Testing is all about getting confidence that your code is correct. As you say, this technique can find bugs, and so when it then ceases to find bugs in a given bit of code even as you increase the load it gives you confidence that your code is working.

However, I’ve been doing lots of multi-threaded work in C++ recently, and I’m painfully aware that multi-threaded synchronization is one aspect that is particularly hard to test: you need to carefully think through the synchronization requirements before coding.

This style of testing should be used sparingly and only to assert behavior that can’t be tested some other, more deterministic way. I do think it can be very effective, and while there is always a chance the “bad behavior” doesn’t surface for small sets, that chance rapidly nears zero once you increase the sample and thread sizes. For example, for the project where this technique was first employed, we consistently saw issues with sample sets as small as 10 with 2 threads. When we were close a solution, we cranked the sample set to 1k and 5k with 50-100 threads to see if it would break under extreme load. With that data size and load, we were confident that we’d found the right solution.

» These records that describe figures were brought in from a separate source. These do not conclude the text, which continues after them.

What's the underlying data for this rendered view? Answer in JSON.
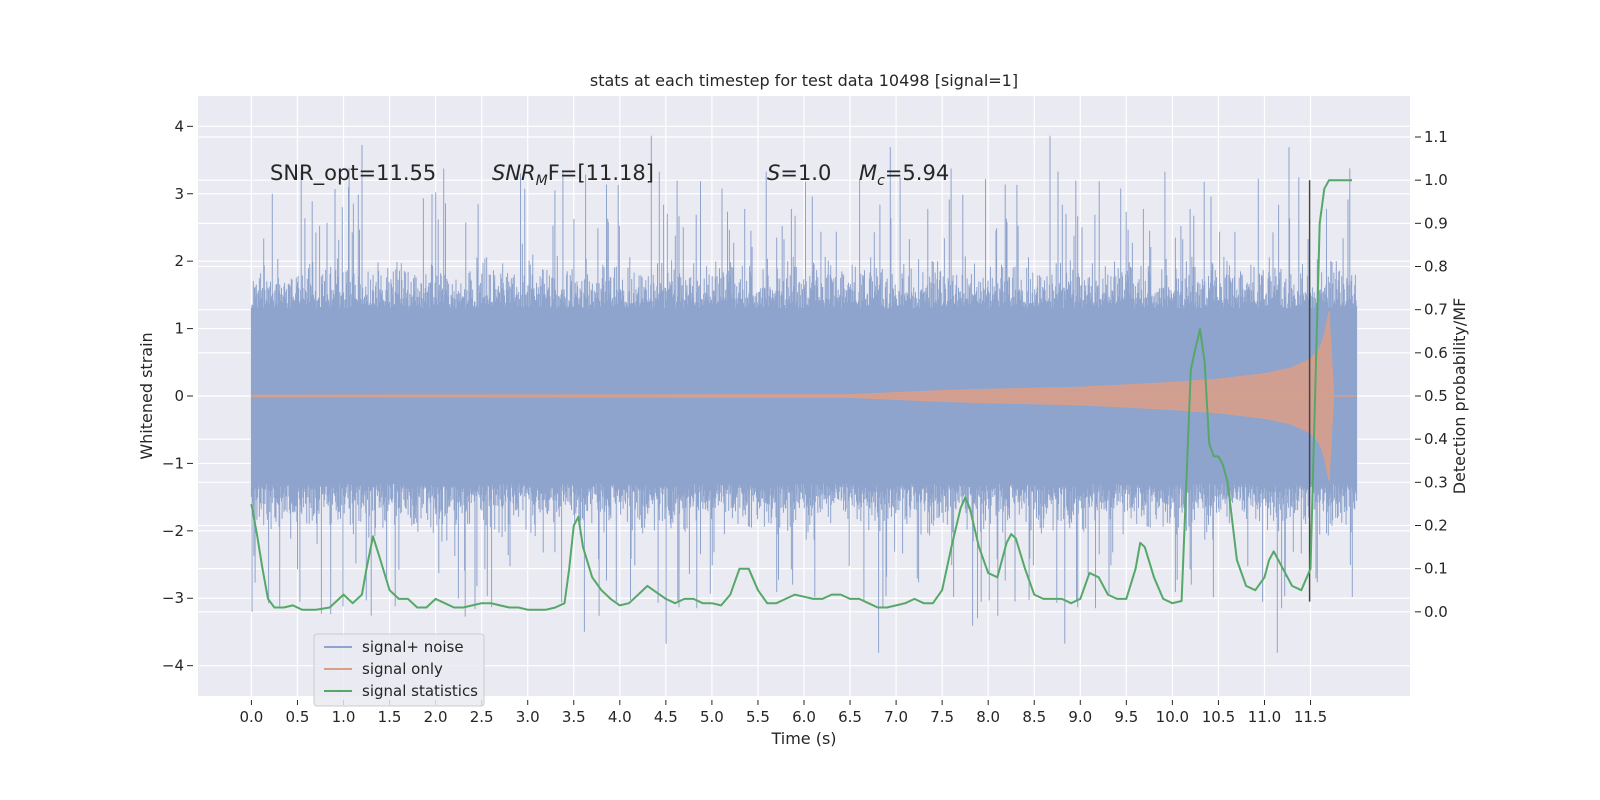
{
  "chart_data": {
    "type": "line",
    "title": "stats at each timestep for test data 10498 [signal=1]",
    "xlabel": "Time (s)",
    "ylabel_left": "Whitened strain",
    "ylabel_right": "Detection probability/MF",
    "xlim": [
      -0.58,
      12.58
    ],
    "ylim_left": [
      -4.45,
      4.45
    ],
    "ylim_right": [
      -0.195,
      1.195
    ],
    "x_ticks": [
      "0.0",
      "0.5",
      "1.0",
      "1.5",
      "2.0",
      "2.5",
      "3.0",
      "3.5",
      "4.0",
      "4.5",
      "5.0",
      "5.5",
      "6.0",
      "6.5",
      "7.0",
      "7.5",
      "8.0",
      "8.5",
      "9.0",
      "9.5",
      "10.0",
      "10.5",
      "11.0",
      "11.5"
    ],
    "y_ticks_left": [
      "4",
      "3",
      "2",
      "1",
      "0",
      "−1",
      "−2",
      "−3",
      "−4"
    ],
    "y_ticks_right": [
      "1.1",
      "1.0",
      "0.9",
      "0.8",
      "0.7",
      "0.6",
      "0.5",
      "0.4",
      "0.3",
      "0.2",
      "0.1",
      "0.0"
    ],
    "grid": true,
    "legend_position": "lower-left",
    "colors": {
      "background": "#eaeaf2",
      "grid": "#ffffff",
      "signal_noise": "#8fa4cc",
      "signal_only": "#d89f8b",
      "signal_statistics": "#55a868",
      "marker": "#444444"
    },
    "annotations": {
      "snr_opt": "SNR_opt=11.55",
      "snr_mf_main": "SNR",
      "snr_mf_sub": "M",
      "snr_mf_rest": "F=[11.18]",
      "s_italic": "S",
      "s_rest": "=1.0",
      "mc_main": "M",
      "mc_sub": "c",
      "mc_rest": "=5.94"
    },
    "series": [
      {
        "name": "signal+ noise",
        "axis": "left",
        "description_values": {
          "t_start": 0.0,
          "t_end": 12.0,
          "core_band": 1.3,
          "typical_peak": 2.5,
          "max_peak": 4.1,
          "min_trough": -3.95
        }
      },
      {
        "name": "signal only",
        "axis": "left",
        "envelope": {
          "t": [
            0.0,
            6.5,
            7.0,
            7.5,
            8.0,
            9.0,
            10.0,
            10.5,
            11.0,
            11.3,
            11.5,
            11.6,
            11.65,
            11.7,
            11.75
          ],
          "amp": [
            0.01,
            0.02,
            0.05,
            0.08,
            0.1,
            0.13,
            0.2,
            0.25,
            0.33,
            0.42,
            0.55,
            0.7,
            0.9,
            1.25,
            0.0
          ]
        }
      },
      {
        "name": "signal statistics",
        "axis": "right",
        "x": [
          0.0,
          0.06,
          0.12,
          0.18,
          0.25,
          0.35,
          0.45,
          0.55,
          0.7,
          0.85,
          1.0,
          1.1,
          1.2,
          1.25,
          1.32,
          1.4,
          1.5,
          1.6,
          1.7,
          1.8,
          1.9,
          2.0,
          2.1,
          2.2,
          2.3,
          2.4,
          2.5,
          2.6,
          2.7,
          2.8,
          2.9,
          3.0,
          3.1,
          3.2,
          3.3,
          3.4,
          3.45,
          3.5,
          3.55,
          3.6,
          3.7,
          3.8,
          3.9,
          4.0,
          4.1,
          4.2,
          4.3,
          4.4,
          4.5,
          4.6,
          4.7,
          4.8,
          4.9,
          5.0,
          5.1,
          5.2,
          5.3,
          5.4,
          5.5,
          5.6,
          5.7,
          5.8,
          5.9,
          6.0,
          6.1,
          6.2,
          6.3,
          6.4,
          6.5,
          6.6,
          6.7,
          6.8,
          6.9,
          7.0,
          7.1,
          7.2,
          7.3,
          7.4,
          7.5,
          7.6,
          7.7,
          7.75,
          7.8,
          7.9,
          8.0,
          8.1,
          8.2,
          8.25,
          8.3,
          8.4,
          8.5,
          8.6,
          8.7,
          8.8,
          8.9,
          9.0,
          9.1,
          9.2,
          9.3,
          9.4,
          9.5,
          9.6,
          9.65,
          9.7,
          9.8,
          9.9,
          10.0,
          10.1,
          10.2,
          10.25,
          10.3,
          10.35,
          10.4,
          10.45,
          10.5,
          10.55,
          10.6,
          10.7,
          10.8,
          10.9,
          11.0,
          11.05,
          11.1,
          11.2,
          11.3,
          11.4,
          11.5,
          11.55,
          11.6,
          11.65,
          11.7,
          11.8,
          11.9,
          11.95
        ],
        "y": [
          0.25,
          0.18,
          0.1,
          0.03,
          0.01,
          0.01,
          0.015,
          0.005,
          0.005,
          0.01,
          0.04,
          0.02,
          0.04,
          0.1,
          0.175,
          0.12,
          0.05,
          0.03,
          0.03,
          0.01,
          0.01,
          0.03,
          0.02,
          0.01,
          0.01,
          0.015,
          0.02,
          0.02,
          0.015,
          0.01,
          0.01,
          0.005,
          0.005,
          0.005,
          0.01,
          0.02,
          0.1,
          0.2,
          0.22,
          0.15,
          0.08,
          0.05,
          0.03,
          0.015,
          0.02,
          0.04,
          0.06,
          0.045,
          0.03,
          0.02,
          0.03,
          0.03,
          0.02,
          0.02,
          0.015,
          0.04,
          0.1,
          0.1,
          0.05,
          0.02,
          0.02,
          0.03,
          0.04,
          0.035,
          0.03,
          0.03,
          0.04,
          0.04,
          0.03,
          0.03,
          0.02,
          0.01,
          0.01,
          0.015,
          0.02,
          0.03,
          0.02,
          0.02,
          0.05,
          0.15,
          0.24,
          0.265,
          0.24,
          0.15,
          0.09,
          0.08,
          0.16,
          0.18,
          0.17,
          0.1,
          0.04,
          0.03,
          0.03,
          0.03,
          0.02,
          0.03,
          0.09,
          0.08,
          0.04,
          0.03,
          0.03,
          0.1,
          0.16,
          0.15,
          0.08,
          0.03,
          0.02,
          0.025,
          0.56,
          0.61,
          0.655,
          0.58,
          0.39,
          0.36,
          0.36,
          0.34,
          0.3,
          0.12,
          0.06,
          0.05,
          0.08,
          0.12,
          0.14,
          0.1,
          0.06,
          0.05,
          0.1,
          0.5,
          0.9,
          0.98,
          1.0,
          1.0,
          1.0,
          1.0
        ],
        "marker_line": {
          "x": 11.49,
          "y_left": [
            -3.05,
            3.2
          ]
        }
      }
    ]
  }
}
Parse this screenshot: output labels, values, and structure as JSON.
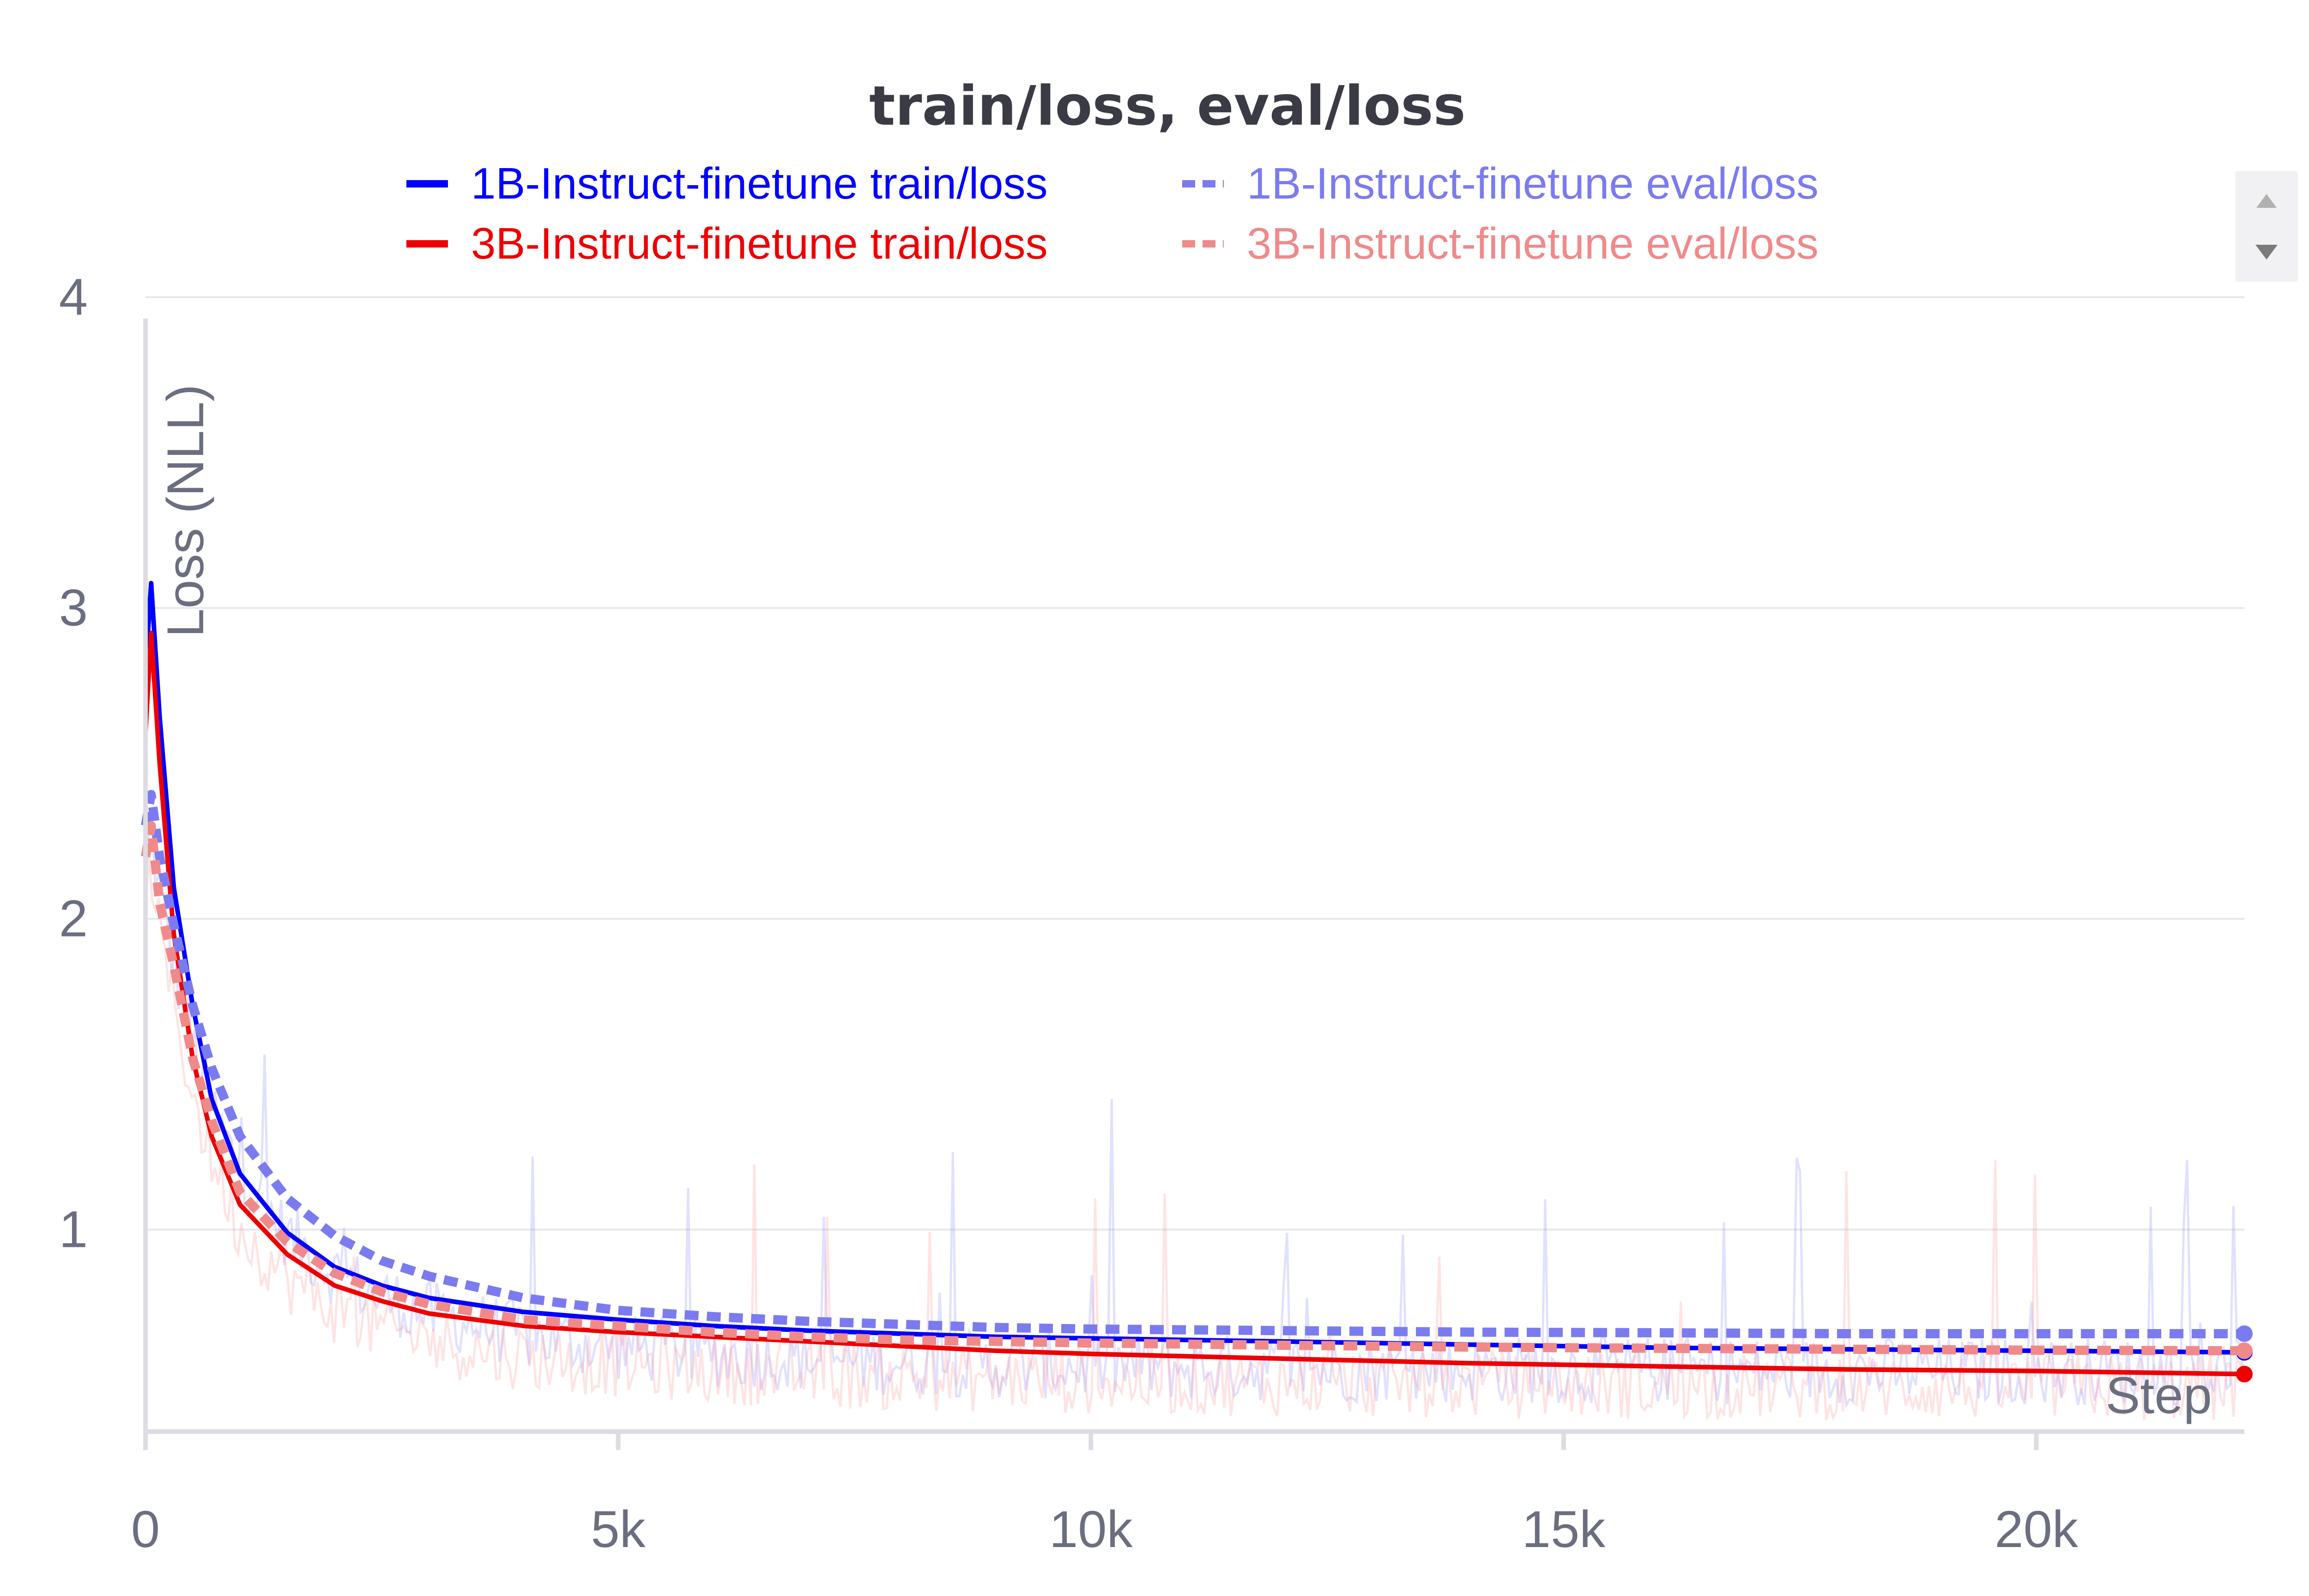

There may be scenarios where multi-cpu configurations expose some unexpected behavior, but in the example and sample code, there are no such scenarios. There is no shared state between invocations and you can run as many concurrent threads as the VM can handle, on any number of CPUs without issue. It’s a rather simple solution to fairly common real world problem.

Also, there is the issue of visibility. On single CPU systems, or dual-core systems that share a cache between cores, threads may see changes to data made by other threads even when suitable synchronization is not being used. If the application is then run on a true multi-processor system, such latent bugs may be exposed.

So: this is a worthwhile tool to have, but it’s not a silver-bullet.